Validation of the “CHIIDA” and Application for PICU Triage in Children with Complicated Mild Traumatic Brain Injury

Space: StayCurrentMD Author: Katie E. Neumayer, Jill Sweney, Stephen J. Fenton, Heather T. Keenan, Brian F. Flaherty Published:

Author / Expert

Katie E. Neumayer, Jill Sweney, Stephen J. Fenton, Heather T. Keenan, Brian F. Flaherty

Topic overview

Abstract

Background

The Children's Intracranial Injury Decision Aid (CHIIDA) was developed to predict which patients with complicated mild traumatic brain injury (cmTBI; GCS ≥13 with depressed skull fracture or intracranial injury) would achieve the composite outcome of neurosurgical intervention, intubation >24 h, or death. The study also explored the CHIIDA as a triage tool to determine need for PICU care. The purpose of this study is to externally validate the CHIIDA and assess its effects on PICU triage.

Methods

Retrospective cohort study (January 2016 to December 2017) to validate the CHIIDA to predict the composite outcome and assess its effects as a PICU triage tool at a level 1 pediatric trauma center.

Results

Of 345 patients with cmTBI, the composite outcome occurred in 16 patients (4.6%).
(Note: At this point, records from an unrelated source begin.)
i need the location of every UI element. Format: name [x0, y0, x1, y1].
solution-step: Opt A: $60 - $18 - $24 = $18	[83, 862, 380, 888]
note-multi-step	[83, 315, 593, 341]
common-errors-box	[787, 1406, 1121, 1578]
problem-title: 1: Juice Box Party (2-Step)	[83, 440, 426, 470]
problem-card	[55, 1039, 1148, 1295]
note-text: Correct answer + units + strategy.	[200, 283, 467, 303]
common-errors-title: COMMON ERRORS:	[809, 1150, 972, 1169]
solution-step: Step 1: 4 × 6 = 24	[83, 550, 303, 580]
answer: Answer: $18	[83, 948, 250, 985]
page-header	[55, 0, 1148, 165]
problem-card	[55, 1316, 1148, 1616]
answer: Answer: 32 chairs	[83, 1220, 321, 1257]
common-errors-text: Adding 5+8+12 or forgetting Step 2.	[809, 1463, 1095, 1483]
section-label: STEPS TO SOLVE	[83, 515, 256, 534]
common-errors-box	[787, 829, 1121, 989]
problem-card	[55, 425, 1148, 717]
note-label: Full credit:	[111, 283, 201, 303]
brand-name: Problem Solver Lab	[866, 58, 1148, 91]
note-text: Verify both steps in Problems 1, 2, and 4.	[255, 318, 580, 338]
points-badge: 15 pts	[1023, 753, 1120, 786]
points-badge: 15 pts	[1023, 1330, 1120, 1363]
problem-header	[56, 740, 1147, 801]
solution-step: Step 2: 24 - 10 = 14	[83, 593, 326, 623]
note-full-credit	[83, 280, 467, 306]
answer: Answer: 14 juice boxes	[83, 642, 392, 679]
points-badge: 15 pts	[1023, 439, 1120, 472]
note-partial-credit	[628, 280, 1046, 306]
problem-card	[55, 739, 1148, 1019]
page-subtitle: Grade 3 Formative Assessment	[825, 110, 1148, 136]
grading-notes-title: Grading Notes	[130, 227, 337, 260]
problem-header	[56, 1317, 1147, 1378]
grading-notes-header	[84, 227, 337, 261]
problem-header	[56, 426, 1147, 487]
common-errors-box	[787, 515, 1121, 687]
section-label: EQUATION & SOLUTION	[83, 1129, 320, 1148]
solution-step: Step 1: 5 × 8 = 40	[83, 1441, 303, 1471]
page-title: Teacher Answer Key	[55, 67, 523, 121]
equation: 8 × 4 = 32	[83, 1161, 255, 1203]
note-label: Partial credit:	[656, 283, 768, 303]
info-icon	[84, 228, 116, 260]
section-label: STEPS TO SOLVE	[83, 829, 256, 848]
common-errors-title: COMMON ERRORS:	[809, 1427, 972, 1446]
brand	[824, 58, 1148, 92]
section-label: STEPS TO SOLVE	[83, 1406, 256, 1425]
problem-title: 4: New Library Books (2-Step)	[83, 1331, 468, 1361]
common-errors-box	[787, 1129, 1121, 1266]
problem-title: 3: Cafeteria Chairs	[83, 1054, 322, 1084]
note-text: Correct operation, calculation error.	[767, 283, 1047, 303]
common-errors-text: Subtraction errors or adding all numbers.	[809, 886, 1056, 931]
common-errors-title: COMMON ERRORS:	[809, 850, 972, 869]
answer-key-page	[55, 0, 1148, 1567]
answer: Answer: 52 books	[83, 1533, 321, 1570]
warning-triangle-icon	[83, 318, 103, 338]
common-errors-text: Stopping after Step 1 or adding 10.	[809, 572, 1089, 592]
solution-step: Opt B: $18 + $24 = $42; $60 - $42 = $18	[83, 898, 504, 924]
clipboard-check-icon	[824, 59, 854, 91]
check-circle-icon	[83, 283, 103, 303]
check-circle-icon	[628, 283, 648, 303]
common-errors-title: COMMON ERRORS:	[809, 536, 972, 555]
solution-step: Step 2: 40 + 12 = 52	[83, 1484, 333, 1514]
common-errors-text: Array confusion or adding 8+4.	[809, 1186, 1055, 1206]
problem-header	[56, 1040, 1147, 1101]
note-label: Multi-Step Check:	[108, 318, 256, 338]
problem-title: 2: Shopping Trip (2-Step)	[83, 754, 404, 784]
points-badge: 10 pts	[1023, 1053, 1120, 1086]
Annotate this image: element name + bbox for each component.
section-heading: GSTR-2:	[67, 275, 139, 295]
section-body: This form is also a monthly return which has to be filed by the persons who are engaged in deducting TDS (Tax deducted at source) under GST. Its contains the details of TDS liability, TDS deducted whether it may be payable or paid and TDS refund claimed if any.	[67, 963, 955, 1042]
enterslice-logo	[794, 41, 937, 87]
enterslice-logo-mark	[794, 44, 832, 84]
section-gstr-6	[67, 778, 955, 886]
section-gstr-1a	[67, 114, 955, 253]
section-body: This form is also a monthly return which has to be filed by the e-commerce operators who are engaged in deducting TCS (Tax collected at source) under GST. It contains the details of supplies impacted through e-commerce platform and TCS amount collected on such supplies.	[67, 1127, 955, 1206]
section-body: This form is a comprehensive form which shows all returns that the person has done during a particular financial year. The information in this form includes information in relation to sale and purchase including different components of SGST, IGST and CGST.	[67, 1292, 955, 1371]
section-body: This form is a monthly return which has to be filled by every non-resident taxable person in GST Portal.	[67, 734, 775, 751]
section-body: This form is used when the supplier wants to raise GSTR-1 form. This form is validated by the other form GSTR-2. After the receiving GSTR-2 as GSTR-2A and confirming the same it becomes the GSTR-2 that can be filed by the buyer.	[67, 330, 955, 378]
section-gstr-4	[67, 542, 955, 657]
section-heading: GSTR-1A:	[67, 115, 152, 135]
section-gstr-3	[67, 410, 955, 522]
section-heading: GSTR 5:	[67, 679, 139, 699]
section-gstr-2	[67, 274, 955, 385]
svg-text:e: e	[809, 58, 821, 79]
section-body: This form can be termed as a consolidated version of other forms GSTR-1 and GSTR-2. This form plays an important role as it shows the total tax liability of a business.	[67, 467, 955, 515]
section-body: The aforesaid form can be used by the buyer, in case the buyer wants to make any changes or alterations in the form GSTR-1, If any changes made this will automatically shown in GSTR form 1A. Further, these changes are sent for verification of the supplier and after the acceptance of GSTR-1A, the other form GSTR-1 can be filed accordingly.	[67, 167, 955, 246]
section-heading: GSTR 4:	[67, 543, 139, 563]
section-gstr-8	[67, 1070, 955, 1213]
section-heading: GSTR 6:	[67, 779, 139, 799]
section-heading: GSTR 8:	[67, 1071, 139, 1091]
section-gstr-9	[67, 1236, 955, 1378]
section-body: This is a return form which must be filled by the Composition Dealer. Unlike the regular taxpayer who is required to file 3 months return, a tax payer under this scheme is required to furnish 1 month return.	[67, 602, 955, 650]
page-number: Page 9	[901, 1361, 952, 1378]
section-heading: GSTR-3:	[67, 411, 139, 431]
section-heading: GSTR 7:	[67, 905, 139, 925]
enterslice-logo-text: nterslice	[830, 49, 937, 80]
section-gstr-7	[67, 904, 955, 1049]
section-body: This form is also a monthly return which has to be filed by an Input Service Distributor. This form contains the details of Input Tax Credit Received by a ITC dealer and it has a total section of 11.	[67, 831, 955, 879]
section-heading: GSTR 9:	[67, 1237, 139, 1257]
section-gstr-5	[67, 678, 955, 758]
At a cutoff score of 2, the CHIIDA predicted the composite outcome with a sensitivity of 94% (95% CI 67–99%) and specificity of 69% (95% CI 64–74%), similar to the original study. Using the same cutoff score for PICU triage resulted in 48 (71%) more patients admitted to PICU.

Conclusions

In our cohort, the CHIIDA predicted the composite outcome well. If applied as a triage tool, it would have resulted in increased unnecessary PICU admissions.